Russell’s branch of America First aimed to make inroads with his country’s main center-right party, the Conservatives, instructing Discord users to refrain from publicly posting sonnenrads (an ancient European symbol that Nazis have appropriated to evoke “Nordic” and/or “Aryan” heritage) and swastikas to downplay their white supremacist ideology. They had, however, forged connections with political officials and prominent members of the Canadian far-right People’s Party. He appeared on Chad Lattanzio’s, a People’s Party supporter and Instagram influencer, podcast and has been pictured with Maxime Bernier, the Party leader. Moreover, Russell has explicitly praised Daniel Tyrie, the People’s Party’s executive director, who has in turn shared content from Canada First on his Twitter page. These minor successes demonstrate that some Canadian political officials (albeit those on the far-right fringes with no seats in Parliament) are receptive to some of this group’s beliefs.


Although Russell has presently failed to launch an enduring Canada First movement and has, as of June 2022, relocated to the U.S., other developing right-wing extremist groups can potentially mimic his and Fuentes’ politics to become influential members of the Conservative Party. Moreover, since the election of Pierre Poilievre as Party leader in September 2022, the Canadian center-right may be more receptive to such groups’ overtures. Back in 2018, Poilievre’s YouTube videos contained the tag “men going their own way” (“MGTOW”). This phrase is linked to the misogynistic, far-right extremist men’s rights movement. In late February, Conservative members of parliament Dean Allison, Colin Carrie, and Leslyn Lewis were all photographed dining with Christine Anderson during a tour organized by Freedom Convoy supporters. Anderson represents the Alternative for Germany (AfD), which is a virulently anti-immigrant social movement.
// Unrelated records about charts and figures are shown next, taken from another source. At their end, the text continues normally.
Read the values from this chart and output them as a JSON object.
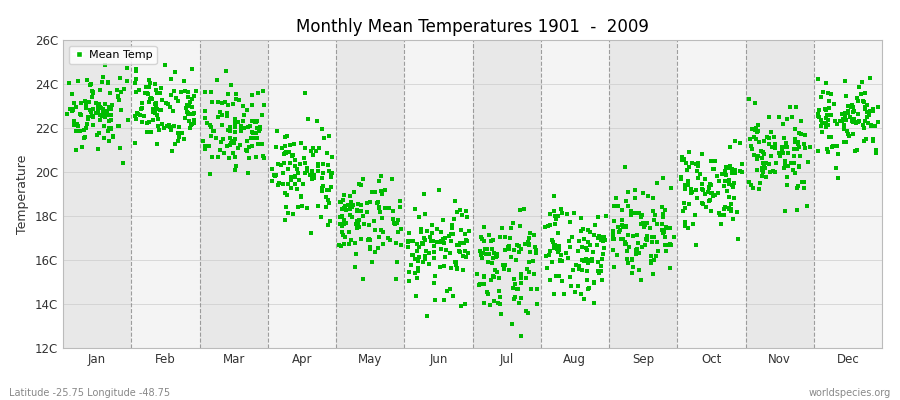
{
  "title": "Monthly Mean Temperatures 1901  -  2009",
  "ylabel": "Temperature",
  "dot_color": "#00BB00",
  "bg_color": "#ffffff",
  "plot_bg_even": "#e8e8e8",
  "plot_bg_odd": "#f4f4f4",
  "ylim": [
    12,
    26
  ],
  "yticks": [
    12,
    14,
    16,
    18,
    20,
    22,
    24,
    26
  ],
  "ytick_labels": [
    "12C",
    "14C",
    "16C",
    "18C",
    "20C",
    "22C",
    "24C",
    "26C"
  ],
  "months": [
    "Jan",
    "Feb",
    "Mar",
    "Apr",
    "May",
    "Jun",
    "Jul",
    "Aug",
    "Sep",
    "Oct",
    "Nov",
    "Dec"
  ],
  "mean_temps": [
    22.8,
    23.0,
    22.0,
    20.0,
    17.8,
    16.5,
    15.8,
    16.3,
    17.5,
    19.2,
    20.8,
    22.3
  ],
  "std_temps": [
    0.9,
    0.9,
    1.0,
    1.0,
    1.1,
    1.1,
    1.1,
    1.1,
    1.0,
    1.0,
    1.0,
    0.9
  ],
  "n_years": 109,
  "legend_label": "Mean Temp",
  "footer_left": "Latitude -25.75 Longitude -48.75",
  "footer_right": "worldspecies.org",
  "marker_size": 5
}
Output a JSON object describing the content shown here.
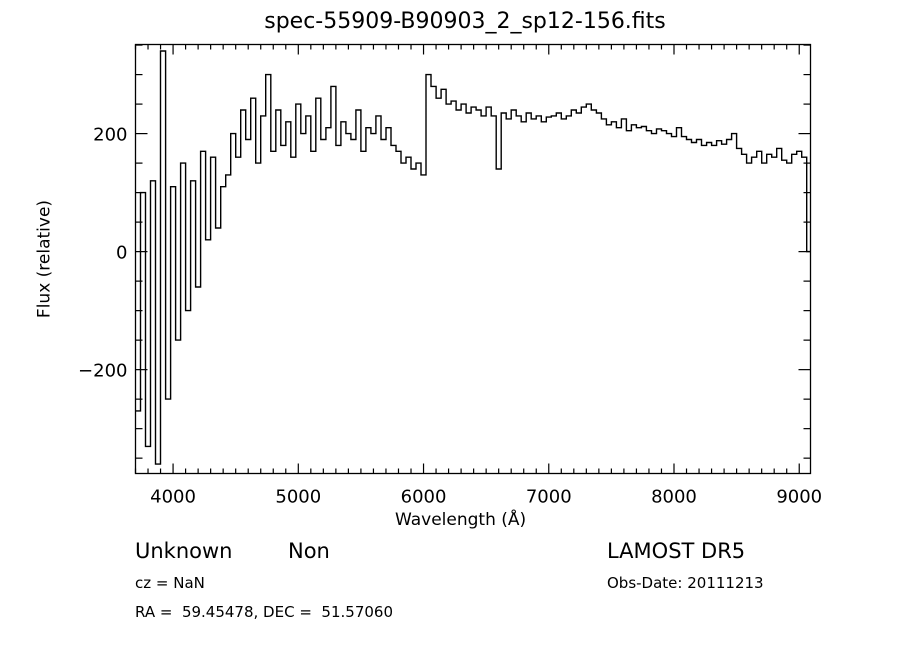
{
  "chart_data": {
    "type": "line",
    "title": "spec-55909-B90903_2_sp12-156.fits",
    "xlabel": "Wavelength (Å)",
    "ylabel": "Flux (relative)",
    "xlim": [
      3700,
      9090
    ],
    "ylim": [
      -376,
      351
    ],
    "x_ticks": [
      4000,
      5000,
      6000,
      7000,
      8000,
      9000
    ],
    "x_tick_labels": [
      "4000",
      "5000",
      "6000",
      "7000",
      "8000",
      "9000"
    ],
    "y_ticks": [
      -200,
      0,
      200
    ],
    "y_tick_labels": [
      "−200",
      "0",
      "200"
    ],
    "grid": false,
    "series": [
      {
        "name": "flux",
        "color": "#000000",
        "x_start": 3700,
        "x_step": 40,
        "values": [
          -270,
          100,
          -330,
          120,
          -360,
          340,
          -250,
          110,
          -150,
          150,
          -100,
          120,
          -60,
          170,
          20,
          160,
          40,
          110,
          130,
          200,
          160,
          240,
          190,
          260,
          150,
          230,
          300,
          170,
          240,
          180,
          220,
          160,
          250,
          200,
          230,
          170,
          260,
          190,
          210,
          280,
          180,
          220,
          200,
          190,
          240,
          170,
          210,
          200,
          230,
          190,
          210,
          180,
          170,
          150,
          160,
          140,
          150,
          130,
          300,
          280,
          260,
          275,
          250,
          255,
          240,
          250,
          235,
          245,
          240,
          230,
          245,
          230,
          140,
          235,
          225,
          240,
          230,
          220,
          235,
          225,
          230,
          220,
          228,
          230,
          235,
          225,
          230,
          240,
          235,
          245,
          250,
          240,
          235,
          225,
          215,
          220,
          210,
          225,
          205,
          215,
          210,
          212,
          205,
          200,
          208,
          205,
          200,
          195,
          210,
          195,
          190,
          185,
          190,
          180,
          185,
          180,
          188,
          182,
          190,
          200,
          175,
          165,
          150,
          160,
          170,
          150,
          165,
          160,
          175,
          155,
          150,
          165,
          170,
          160,
          0
        ]
      }
    ]
  },
  "info": {
    "class": "Unknown",
    "subclass": "Non",
    "survey": "LAMOST DR5",
    "cz": "cz = NaN",
    "obs_date": "Obs-Date: 20111213",
    "coords": "RA =  59.45478, DEC =  51.57060"
  }
}
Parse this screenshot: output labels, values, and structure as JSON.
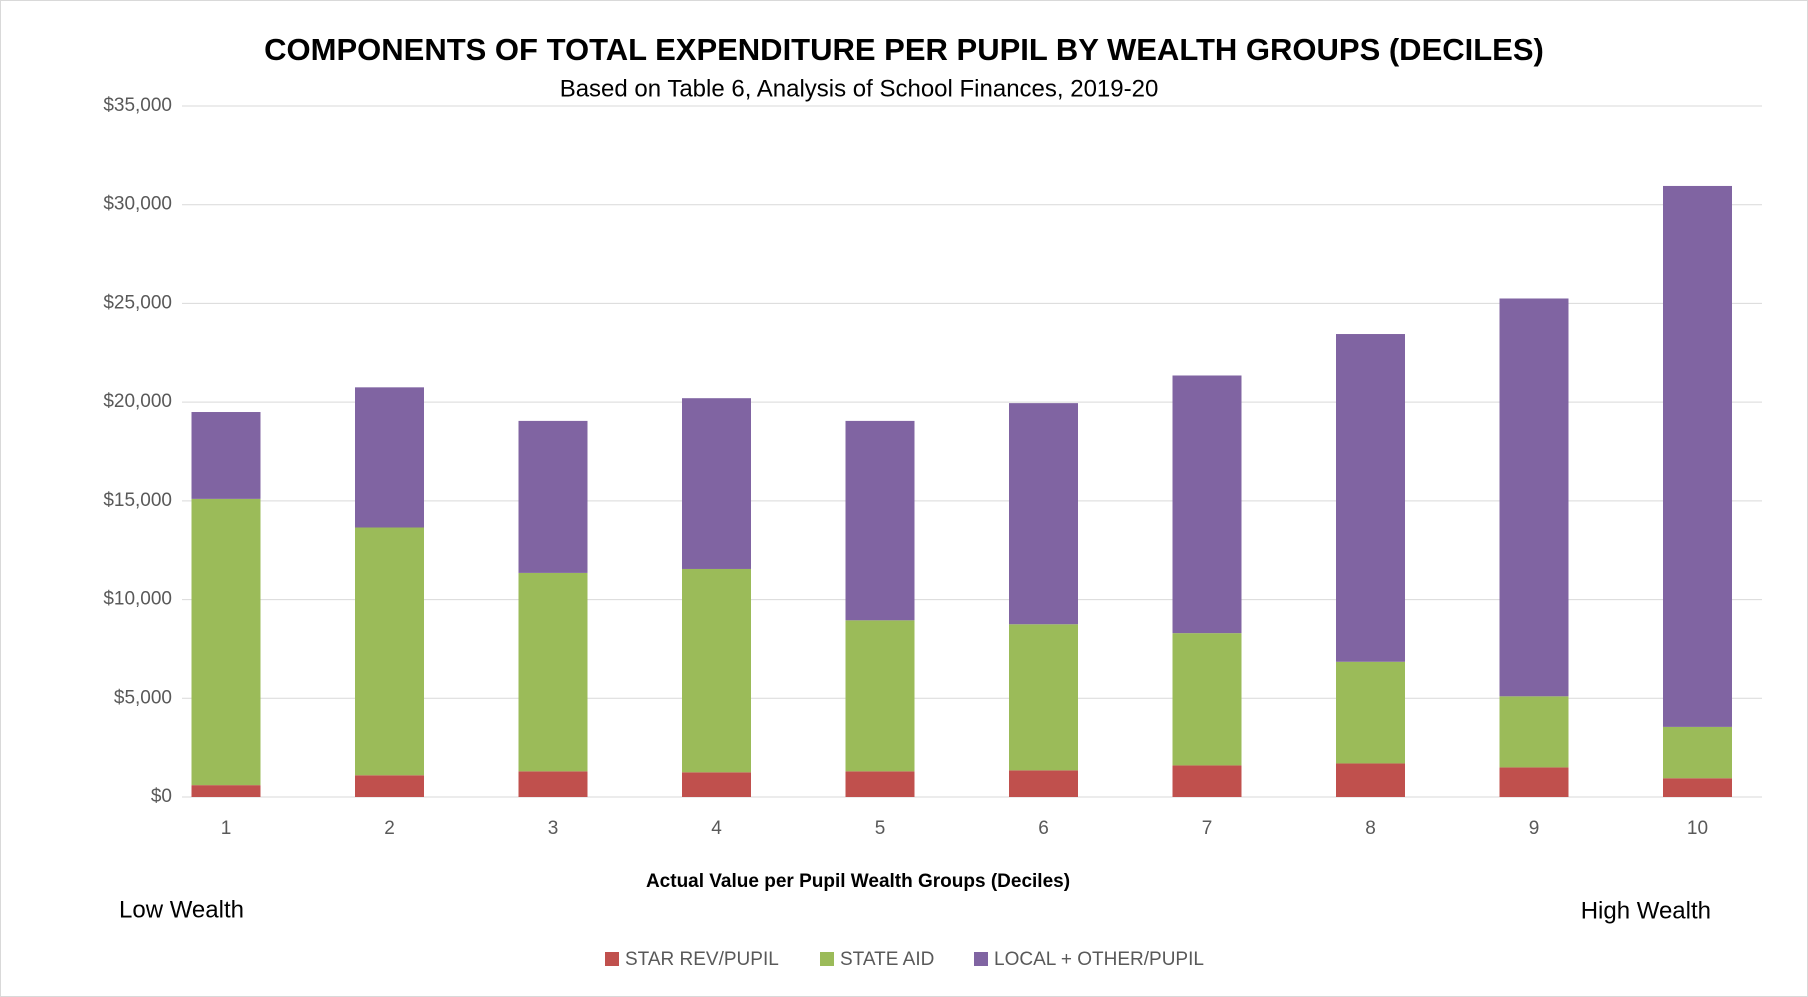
{
  "chart_data": {
    "type": "stacked_bar",
    "title": "COMPONENTS OF TOTAL EXPENDITURE PER PUPIL BY WEALTH GROUPS (DECILES)",
    "subtitle": "Based on Table 6, Analysis of School Finances, 2019-20",
    "x_label": "Actual Value per Pupil Wealth Groups (Deciles)",
    "annotations": [
      "Low Wealth",
      "High Wealth"
    ],
    "categories": [
      "1",
      "2",
      "3",
      "4",
      "5",
      "6",
      "7",
      "8",
      "9",
      "10"
    ],
    "series": [
      {
        "name": "STAR REV/PUPIL",
        "color": "#c0504d",
        "values": [
          600,
          1100,
          1300,
          1250,
          1300,
          1350,
          1600,
          1700,
          1500,
          950
        ]
      },
      {
        "name": "STATE AID",
        "color": "#9bbb59",
        "values": [
          14500,
          12550,
          10050,
          10300,
          7650,
          7400,
          6700,
          5150,
          3600,
          2600
        ]
      },
      {
        "name": "LOCAL + OTHER/PUPIL",
        "color": "#8064a2",
        "values": [
          4400,
          7100,
          7700,
          8650,
          10100,
          11200,
          13050,
          16600,
          20150,
          27400
        ]
      }
    ],
    "ylim": [
      0,
      35000
    ],
    "yticks": [
      {
        "value": 0,
        "label": "$0"
      },
      {
        "value": 5000,
        "label": "$5,000"
      },
      {
        "value": 10000,
        "label": "$10,000"
      },
      {
        "value": 15000,
        "label": "$15,000"
      },
      {
        "value": 20000,
        "label": "$20,000"
      },
      {
        "value": 25000,
        "label": "$25,000"
      },
      {
        "value": 30000,
        "label": "$30,000"
      },
      {
        "value": 35000,
        "label": "$35,000"
      }
    ],
    "grid": true,
    "legend": "bottom"
  }
}
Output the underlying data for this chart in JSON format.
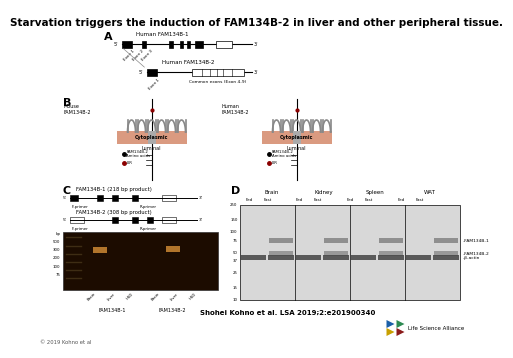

In 2021, Germany’s intelligence agency placed parts of this political party under surveillance as a suspected extremist group. (Poilievre has since condemned Anderson’s views, claiming that “they are not welcome here” and the MPs who “regret meeting” with her “were not aware of this visiting member of European Parliament’s opinions.” For new and existing fringe groups, this new leader and his fellow party members’ overtures to them could portend a reciprocal working relationship in the near future.